We’re all on this planet together. The truth is Rick Warren exploited poor black neighborhoods for his own gain. He knew how to work the system and they didn’t. They didn’t have the money to sit on these properties and pay tax liens and code violations tickets until they could sell them. He took advantage of a poor neighborhood. Period. If that’s what you aspire to in life, enjoy the karma that comes with it.

(Allicia Lopez) #31

What I’ve learned today is that you can research properties to see if the current owner is paying their taxes. If they aren’t…well… do you research, read, get informed and place yourself in a position to acquire the property.

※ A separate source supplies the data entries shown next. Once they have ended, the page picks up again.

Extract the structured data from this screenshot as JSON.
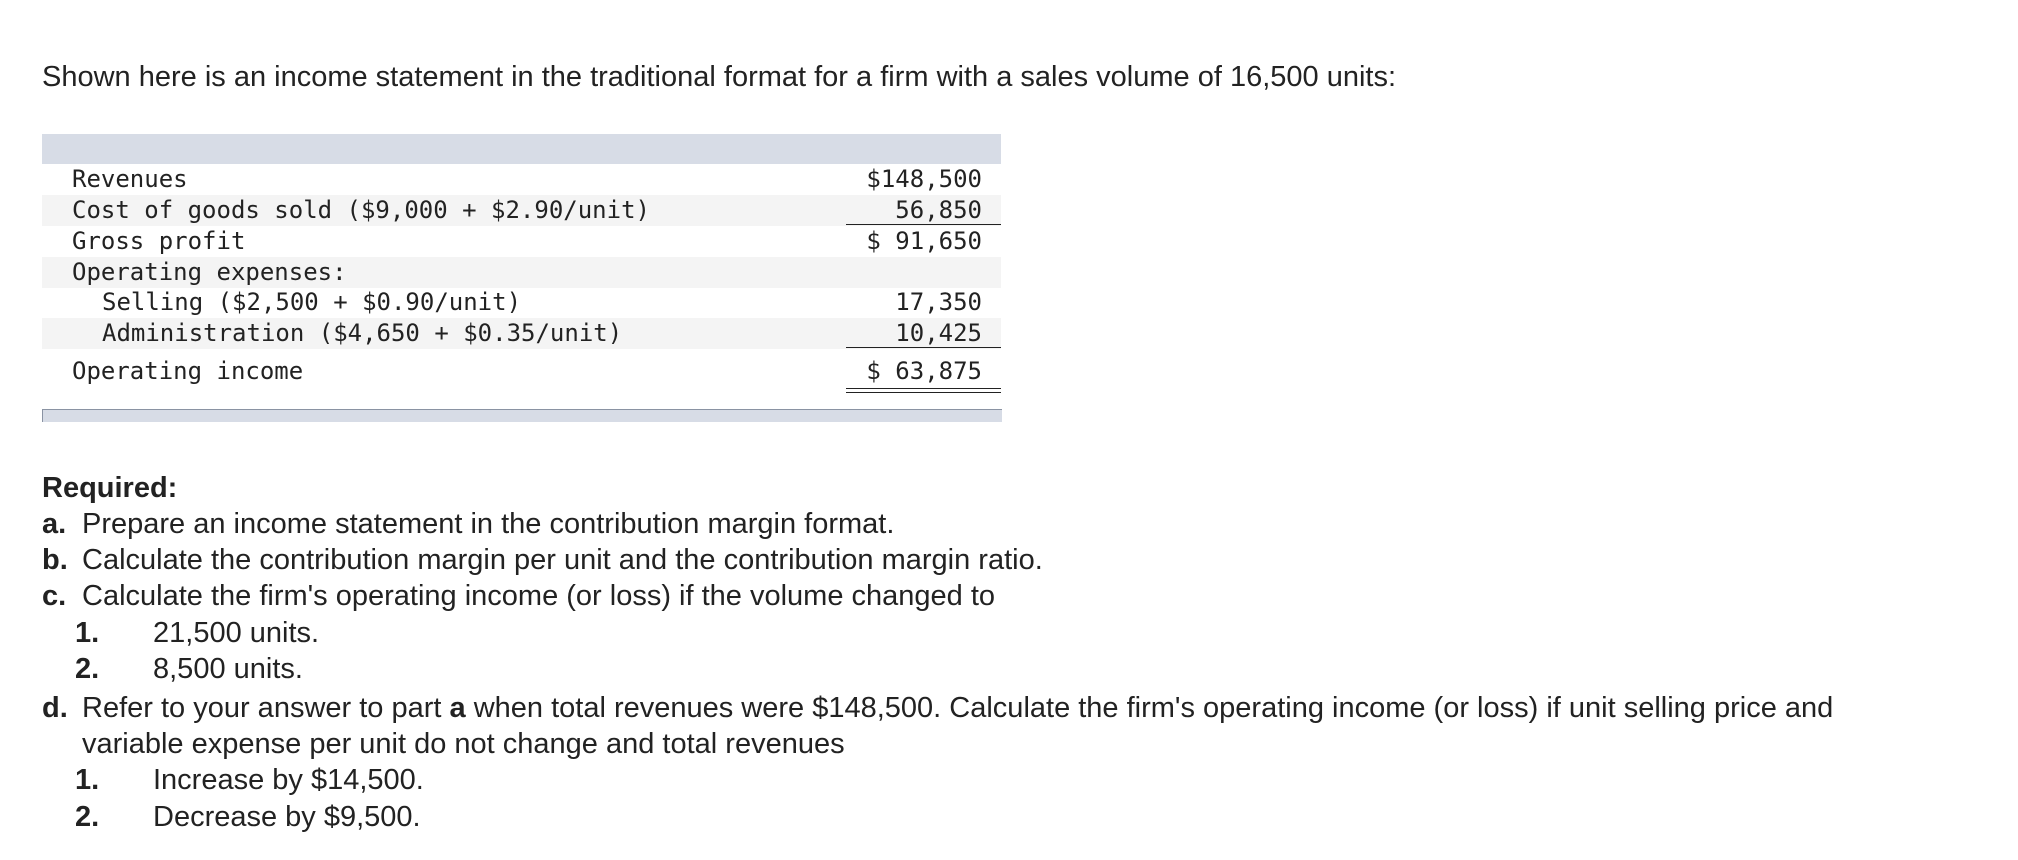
{
  "intro": "Shown here is an income statement in the traditional format for a firm with a sales volume of 16,500 units:",
  "table": {
    "rows": [
      [
        "Revenues",
        "$148,500"
      ],
      [
        "Cost of goods sold ($9,000 + $2.90/unit)",
        "56,850"
      ],
      [
        "Gross profit",
        "$ 91,650"
      ],
      [
        "Operating expenses:"
      ],
      [
        "Selling ($2,500 + $0.90/unit)",
        "17,350"
      ],
      [
        "Administration ($4,650 + $0.35/unit)",
        "10,425"
      ],
      [
        "Operating income",
        "$ 63,875"
      ]
    ]
  },
  "required": {
    "heading": "Required:",
    "items": [
      {
        "label": "a.",
        "text": "Prepare an income statement in the contribution margin format."
      },
      {
        "label": "b.",
        "text": "Calculate the contribution margin per unit and the contribution margin ratio."
      },
      {
        "label": "c.",
        "text": "Calculate the firm's operating income (or loss) if the volume changed to",
        "subitems": [
          {
            "label": "1.",
            "text": "21,500 units."
          },
          {
            "label": "2.",
            "text": "8,500 units."
          }
        ]
      },
      {
        "label": "d.",
        "text_parts": [
          "Refer to your answer to part ",
          "a",
          " when total revenues were $148,500. Calculate the firm's operating income (or loss) if unit selling price and variable expense per unit do not change and total revenues"
        ],
        "subitems": [
          {
            "label": "1.",
            "text": "Increase by $14,500."
          },
          {
            "label": "2.",
            "text": "Decrease by $9,500."
          }
        ]
      }
    ]
  }
}
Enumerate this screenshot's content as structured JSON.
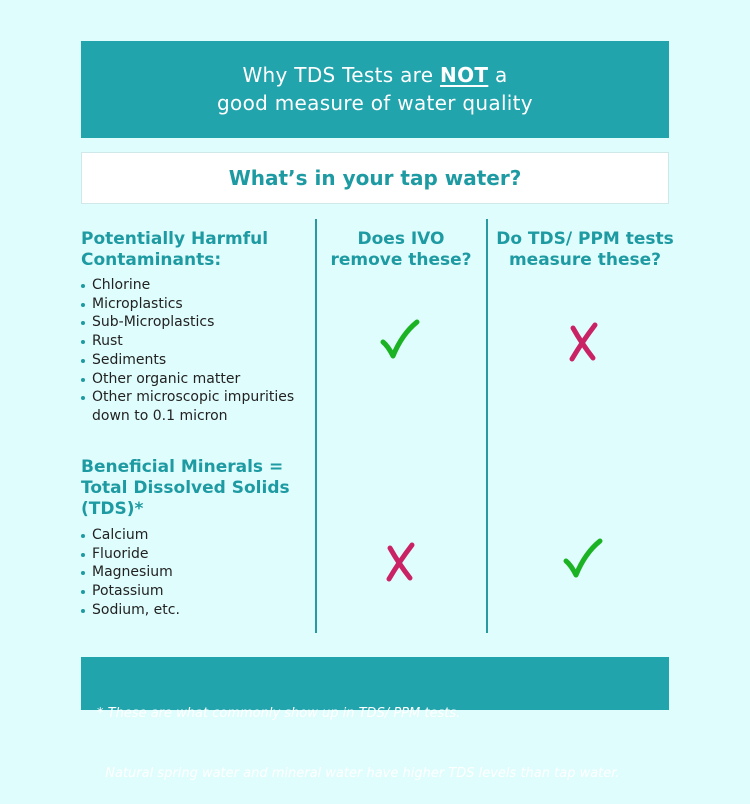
{
  "header": {
    "line1_before": "Why TDS Tests are ",
    "line1_emphasis": "NOT",
    "line1_after": " a",
    "line2": "good measure of water quality"
  },
  "question": "What’s in your tap water?",
  "columns": {
    "ivo_line1": "Does IVO",
    "ivo_line2": "remove these?",
    "tds_line1": "Do TDS/ PPM tests",
    "tds_line2": "measure these?"
  },
  "contaminants": {
    "heading_line1": "Potentially Harmful",
    "heading_line2": "Contaminants:",
    "items": [
      "Chlorine",
      "Microplastics",
      "Sub-Microplastics",
      "Rust",
      "Sediments",
      "Other organic matter",
      "Other microscopic impurities",
      "down to 0.1 micron"
    ],
    "ivo_removes": "check",
    "tds_measures": "cross"
  },
  "minerals": {
    "heading_line1": "Beneficial Minerals =",
    "heading_line2": "Total Dissolved Solids",
    "heading_line3": "(TDS)*",
    "items": [
      "Calcium",
      "Fluoride",
      "Magnesium",
      "Potassium",
      "Sodium, etc."
    ],
    "ivo_removes": "cross",
    "tds_measures": "check"
  },
  "footnote": {
    "line1": "* These are what commonly show up in TDS/ PPM tests.",
    "line2": "  Natural spring water and mineral water have higher TDS levels than tap water."
  },
  "colors": {
    "teal": "#21a4ac",
    "check_green": "#1bb324",
    "cross_pink": "#c92366",
    "background": "#e0fdfd"
  }
}
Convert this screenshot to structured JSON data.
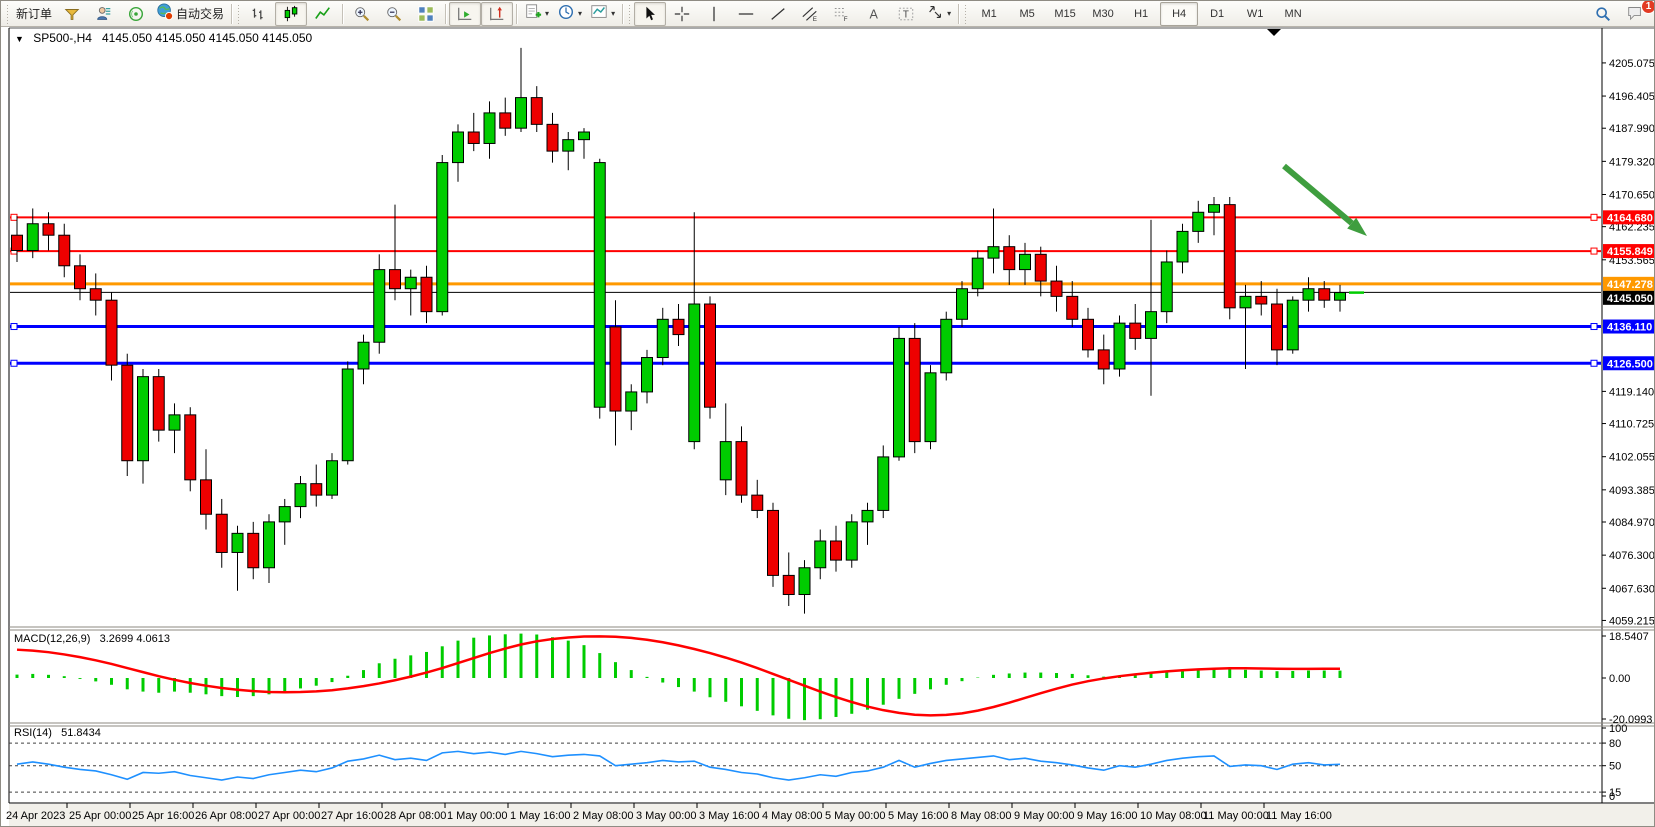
{
  "window": {
    "badge_count": "1"
  },
  "toolbar": {
    "new_order_label": "新订单",
    "auto_trading_label": "自动交易",
    "timeframes": [
      "M1",
      "M5",
      "M15",
      "M30",
      "H1",
      "H4",
      "D1",
      "W1",
      "MN"
    ],
    "active_timeframe": "H4",
    "icons": [
      "trade-funnel-icon",
      "profile-icon",
      "signals-icon",
      "auto-trading-globe-icon",
      "bar-chart-icon",
      "candlestick-chart-icon",
      "line-chart-icon",
      "zoom-in-icon",
      "zoom-out-icon",
      "tile-windows-icon",
      "auto-scroll-icon",
      "chart-shift-icon",
      "add-indicator-icon",
      "periods-clock-icon",
      "template-icon",
      "cursor-icon",
      "crosshair-icon",
      "vertical-line-icon",
      "horizontal-line-icon",
      "trendline-icon",
      "equidistant-channel-icon",
      "fibonacci-icon",
      "text-icon",
      "text-label-icon",
      "arrows-tool-icon",
      "search-icon",
      "chat-icon"
    ]
  },
  "chart": {
    "title_symbol": "SP500-,H4",
    "title_ohlc": "4145.050 4145.050 4145.050 4145.050"
  },
  "macd": {
    "title": "MACD(12,26,9)",
    "value_main": "3.2699",
    "value_signal": "4.0613",
    "axis_labels": [
      "18.5407",
      "0.00",
      "-20.0993"
    ]
  },
  "rsi": {
    "title": "RSI(14)",
    "value": "51.8434",
    "axis_labels": [
      "100",
      "80",
      "50",
      "15",
      "0"
    ]
  },
  "chart_data": {
    "type": "candlestick",
    "symbol": "SP500-",
    "timeframe": "H4",
    "title": "SP500-,H4 4145.050 4145.050 4145.050 4145.050",
    "price_axis_ticks": [
      4205.075,
      4196.405,
      4187.99,
      4179.32,
      4170.65,
      4162.235,
      4153.565,
      4119.14,
      4110.725,
      4102.055,
      4093.385,
      4084.97,
      4076.3,
      4067.63,
      4059.215
    ],
    "price_range": [
      4057.5,
      4209.5
    ],
    "current_price": 4145.05,
    "levels": [
      {
        "price": 4164.68,
        "color": "#ff0000",
        "width": 2,
        "marker": true
      },
      {
        "price": 4155.849,
        "color": "#ff0000",
        "width": 2,
        "marker": true
      },
      {
        "price": 4147.278,
        "color": "#ff9900",
        "width": 3,
        "marker": false
      },
      {
        "price": 4145.05,
        "color": "#000000",
        "width": 1,
        "marker": false
      },
      {
        "price": 4136.11,
        "color": "#0000ff",
        "width": 3,
        "marker": true
      },
      {
        "price": 4126.5,
        "color": "#0000ff",
        "width": 3,
        "marker": true
      }
    ],
    "time_axis_labels": [
      "24 Apr 2023",
      "25 Apr 00:00",
      "25 Apr 16:00",
      "26 Apr 08:00",
      "27 Apr 00:00",
      "27 Apr 16:00",
      "28 Apr 08:00",
      "1 May 00:00",
      "1 May 16:00",
      "2 May 08:00",
      "3 May 00:00",
      "3 May 16:00",
      "4 May 08:00",
      "5 May 00:00",
      "5 May 16:00",
      "8 May 08:00",
      "9 May 00:00",
      "9 May 16:00",
      "10 May 08:00",
      "11 May 00:00",
      "11 May 16:00"
    ],
    "ohlc": [
      [
        4160,
        4165,
        4153,
        4156
      ],
      [
        4156,
        4167,
        4154,
        4163
      ],
      [
        4163,
        4166,
        4156,
        4160
      ],
      [
        4160,
        4163,
        4149,
        4152
      ],
      [
        4152,
        4155,
        4143,
        4146
      ],
      [
        4146,
        4150,
        4139,
        4143
      ],
      [
        4143,
        4145,
        4122,
        4126
      ],
      [
        4126,
        4129,
        4097,
        4101
      ],
      [
        4101,
        4125,
        4095,
        4123
      ],
      [
        4123,
        4125,
        4106,
        4109
      ],
      [
        4109,
        4116,
        4103,
        4113
      ],
      [
        4113,
        4115,
        4093,
        4096
      ],
      [
        4096,
        4104,
        4083,
        4087
      ],
      [
        4087,
        4091,
        4073,
        4077
      ],
      [
        4077,
        4084,
        4067,
        4082
      ],
      [
        4082,
        4085,
        4070,
        4073
      ],
      [
        4073,
        4087,
        4069,
        4085
      ],
      [
        4085,
        4091,
        4079,
        4089
      ],
      [
        4089,
        4097,
        4086,
        4095
      ],
      [
        4095,
        4100,
        4089,
        4092
      ],
      [
        4092,
        4103,
        4091,
        4101
      ],
      [
        4101,
        4127,
        4100,
        4125
      ],
      [
        4125,
        4134,
        4121,
        4132
      ],
      [
        4132,
        4155,
        4129,
        4151
      ],
      [
        4151,
        4168,
        4143,
        4146
      ],
      [
        4146,
        4151,
        4139,
        4149
      ],
      [
        4149,
        4152,
        4137,
        4140
      ],
      [
        4140,
        4181,
        4139,
        4179
      ],
      [
        4179,
        4189,
        4174,
        4187
      ],
      [
        4187,
        4192,
        4182,
        4184
      ],
      [
        4184,
        4195,
        4180,
        4192
      ],
      [
        4192,
        4196,
        4186,
        4188
      ],
      [
        4188,
        4209,
        4187,
        4196
      ],
      [
        4196,
        4199,
        4187,
        4189
      ],
      [
        4189,
        4192,
        4179,
        4182
      ],
      [
        4182,
        4187,
        4177,
        4185
      ],
      [
        4185,
        4188,
        4180,
        4187
      ],
      [
        4115,
        4180,
        4112,
        4179
      ],
      [
        4136,
        4143,
        4105,
        4114
      ],
      [
        4114,
        4121,
        4109,
        4119
      ],
      [
        4119,
        4130,
        4116,
        4128
      ],
      [
        4128,
        4141,
        4126,
        4138
      ],
      [
        4138,
        4142,
        4131,
        4134
      ],
      [
        4106,
        4166,
        4104,
        4142
      ],
      [
        4142,
        4144,
        4112,
        4115
      ],
      [
        4096,
        4116,
        4092,
        4106
      ],
      [
        4106,
        4110,
        4090,
        4092
      ],
      [
        4092,
        4096,
        4086,
        4088
      ],
      [
        4088,
        4090,
        4068,
        4071
      ],
      [
        4071,
        4077,
        4063,
        4066
      ],
      [
        4066,
        4075,
        4061,
        4073
      ],
      [
        4073,
        4083,
        4070,
        4080
      ],
      [
        4080,
        4084,
        4072,
        4075
      ],
      [
        4075,
        4087,
        4073,
        4085
      ],
      [
        4085,
        4090,
        4079,
        4088
      ],
      [
        4088,
        4105,
        4086,
        4102
      ],
      [
        4102,
        4136,
        4101,
        4133
      ],
      [
        4133,
        4137,
        4103,
        4106
      ],
      [
        4106,
        4126,
        4104,
        4124
      ],
      [
        4124,
        4140,
        4122,
        4138
      ],
      [
        4138,
        4148,
        4136,
        4146
      ],
      [
        4146,
        4156,
        4144,
        4154
      ],
      [
        4154,
        4167,
        4150,
        4157
      ],
      [
        4157,
        4160,
        4147,
        4151
      ],
      [
        4151,
        4158,
        4147,
        4155
      ],
      [
        4155,
        4157,
        4144,
        4148
      ],
      [
        4148,
        4152,
        4140,
        4144
      ],
      [
        4144,
        4148,
        4136,
        4138
      ],
      [
        4138,
        4141,
        4128,
        4130
      ],
      [
        4130,
        4134,
        4121,
        4125
      ],
      [
        4125,
        4139,
        4123,
        4137
      ],
      [
        4137,
        4142,
        4130,
        4133
      ],
      [
        4133,
        4164,
        4118,
        4140
      ],
      [
        4140,
        4156,
        4137,
        4153
      ],
      [
        4153,
        4163,
        4150,
        4161
      ],
      [
        4161,
        4169,
        4158,
        4166
      ],
      [
        4166,
        4170,
        4160,
        4168
      ],
      [
        4168,
        4170,
        4138,
        4141
      ],
      [
        4141,
        4147,
        4125,
        4144
      ],
      [
        4144,
        4148,
        4139,
        4142
      ],
      [
        4142,
        4146,
        4126,
        4130
      ],
      [
        4130,
        4144,
        4129,
        4143
      ],
      [
        4143,
        4149,
        4140,
        4146
      ],
      [
        4146,
        4148,
        4141,
        4143
      ],
      [
        4143,
        4147,
        4140,
        4145
      ]
    ],
    "up_color": "#00cc00",
    "down_color": "#ee0000",
    "indicators": {
      "macd": {
        "params": "12,26,9",
        "current_main": 3.2699,
        "current_signal": 4.0613,
        "range": [
          -20.0993,
          18.5407
        ],
        "histogram": [
          1.5,
          1.8,
          1.4,
          0.8,
          -0.4,
          -1.5,
          -3,
          -5,
          -6,
          -6.5,
          -6,
          -6.5,
          -7.2,
          -8,
          -8.4,
          -8,
          -7.2,
          -6,
          -4.6,
          -3.4,
          -1.8,
          1,
          3.5,
          6.5,
          8.5,
          10,
          11.5,
          14,
          16.5,
          17.8,
          18.8,
          19.3,
          19.6,
          19.2,
          18,
          16.5,
          14.5,
          11,
          7,
          3.5,
          0.5,
          -2,
          -4,
          -6,
          -8.5,
          -10.5,
          -12.5,
          -14.5,
          -16.5,
          -18,
          -18.6,
          -18.2,
          -17.2,
          -15.8,
          -14,
          -11.8,
          -9.2,
          -7,
          -5,
          -3,
          -1.4,
          0.2,
          1.4,
          2,
          2.4,
          2.4,
          2.2,
          1.8,
          1.2,
          0.6,
          0.8,
          1.2,
          2,
          2.8,
          3.4,
          3.8,
          4.2,
          4,
          3.6,
          3.3,
          3,
          3.1,
          3.3,
          3.3,
          3.27
        ],
        "signal": [
          12.5,
          12.1,
          11.4,
          10.4,
          9.2,
          7.8,
          6.2,
          4.4,
          2.6,
          0.8,
          -0.8,
          -2.2,
          -3.4,
          -4.4,
          -5.2,
          -5.8,
          -6.2,
          -6.3,
          -6.2,
          -5.9,
          -5.4,
          -4.6,
          -3.6,
          -2.4,
          -1,
          0.6,
          2.4,
          4.4,
          6.6,
          8.8,
          11,
          13,
          14.8,
          16.2,
          17.2,
          17.9,
          18.3,
          18.4,
          18.2,
          17.7,
          16.9,
          15.8,
          14.4,
          12.8,
          11,
          9,
          6.8,
          4.4,
          1.8,
          -0.8,
          -3.4,
          -6,
          -8.4,
          -10.6,
          -12.6,
          -14.2,
          -15.4,
          -16.2,
          -16.5,
          -16.3,
          -15.6,
          -14.4,
          -12.8,
          -10.9,
          -8.8,
          -6.7,
          -4.7,
          -2.9,
          -1.4,
          -0.2,
          0.8,
          1.6,
          2.3,
          2.9,
          3.4,
          3.8,
          4.1,
          4.3,
          4.3,
          4.2,
          4.1,
          4.05,
          4.05,
          4.06,
          4.06
        ]
      },
      "rsi": {
        "period": 14,
        "current": 51.8434,
        "range": [
          0,
          100
        ],
        "level_lines": [
          80,
          50,
          15
        ],
        "values": [
          52,
          55,
          52,
          48,
          45,
          43,
          38,
          32,
          41,
          40,
          42,
          37,
          34,
          31,
          35,
          33,
          38,
          41,
          44,
          42,
          47,
          56,
          59,
          64,
          58,
          60,
          57,
          67,
          69,
          66,
          68,
          65,
          69,
          66,
          62,
          64,
          65,
          63,
          50,
          52,
          54,
          57,
          55,
          56,
          48,
          45,
          41,
          39,
          34,
          31,
          34,
          38,
          36,
          41,
          43,
          48,
          57,
          48,
          53,
          57,
          59,
          61,
          63,
          58,
          60,
          56,
          54,
          51,
          47,
          44,
          50,
          48,
          52,
          57,
          60,
          62,
          63,
          49,
          51,
          50,
          45,
          52,
          54,
          51,
          51.84
        ]
      }
    },
    "annotation_arrow": {
      "from": [
        1283,
        165
      ],
      "to": [
        1366,
        235
      ],
      "color": "#3f9e3f"
    }
  }
}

Like anyone can do. Here’s a hint. I want to buy this house for less $5,548.34. The current owner has abandoned it and hasn’t paid taxes in ten years.

(Jerry Hall) #32

Or it was just Bullshit in the beginning… He along with many others are slum Lords…and if the city wanted his property lol. They would have it. This happens too often…but on the back end African Americans have to do more to invest in their own neighborhoods and keep their own property. I know many of people that have put bids on homes in that area including self… 5 times and every time I was out bid or the house was purchased for cash by investors… If anyone buys one other than an investor please let me know. There is a game to all this…a reason why black neighborhoods with same per capita income have less value than other neighborhoods.

(Timothy Clark) #33

They only way to win against investors is to partner with others to have the cash flow unless you just have the cash banked which most people don’t have… But in due time

(Harris Frank) #34

Quoted from AJC article:

"Code enforcement officers targeted Warren after an Atlanta Journal-Constitution investigation that found that he had purchased some 10 percent of the houses in and around the historically black English Avenue neighborhood, leaving many vacant and crumbling. For years, Warren paid fines when he was cited for vacant houses infested with rats and overgrown with weeds, then continued to re-offend. Neighbors complained that drug dealers set up shop inside his properties, undermining attempts to revive the neighborhood.

English Avenue, which has been scarred by the heroin trade, was the victim of rampant mortgage fraud during the housing boom. It then became the site of aggressive property speculation because it sits next door to the construction of a new Atlanta Falcons stadium and a planned segment of the Beltline.

Warren became perhaps the neighborhood’s biggest speculator. He purchased dozens of properties at a time for as little as a few hundred dollars a piece from other investors who fell on hard times during the housing crisis. While some were kept vacant, he rented some of them out and tenants complained of unsafe conditions."

(Eric Moore) #35

That is an investment in your future and the community assuming you plan to rent homes that are maintained and in livable condition. That’s a beautiful plan.

(Jill Aron) #36

this is a clear case of buying property and just waiting for gentrification.

i can see the business side, but the poor residing in that area are the people that get fuked.

business can be about making someone better off, without making someone else worse off. it really comes down to your morals and ethics when making those decisions.

money doesn’t have any feelings though.

(Jose Hernandez) #37

His trade may have been cocaine and heroin dealing, but Elgin DeMarco Jordan was an Atlanta businessman just the same.

And when the suspected head of a major area drug-trafficking organization had money to spare, he did just what amateur investors, venture capitalists and other businessmen tend to do in Atlanta nowadays. He snapped up blighted, cut-rate real estate in the city’s struggling Westside neighborhoods, looking to cash in on the intown boom.

(Anderson Lee) #38

During that time, Jordan was investing the proceeds in real estate, a confidential informant told investigators, court records show. Some of the properties were acquired under “A New Way of Living,” a company prosecutors said was linked to him. During the real estate bust, he was snapping up properties for as little as $1,800 a piece.

(Kenneth Miller) #39

FYI Rick is willing to meet with anyone to help them acquire properties in BANKHEAD, Vine City, English Avenue or Ashview Heights. That way, ANYONE…can purchase them if they wanted to do so.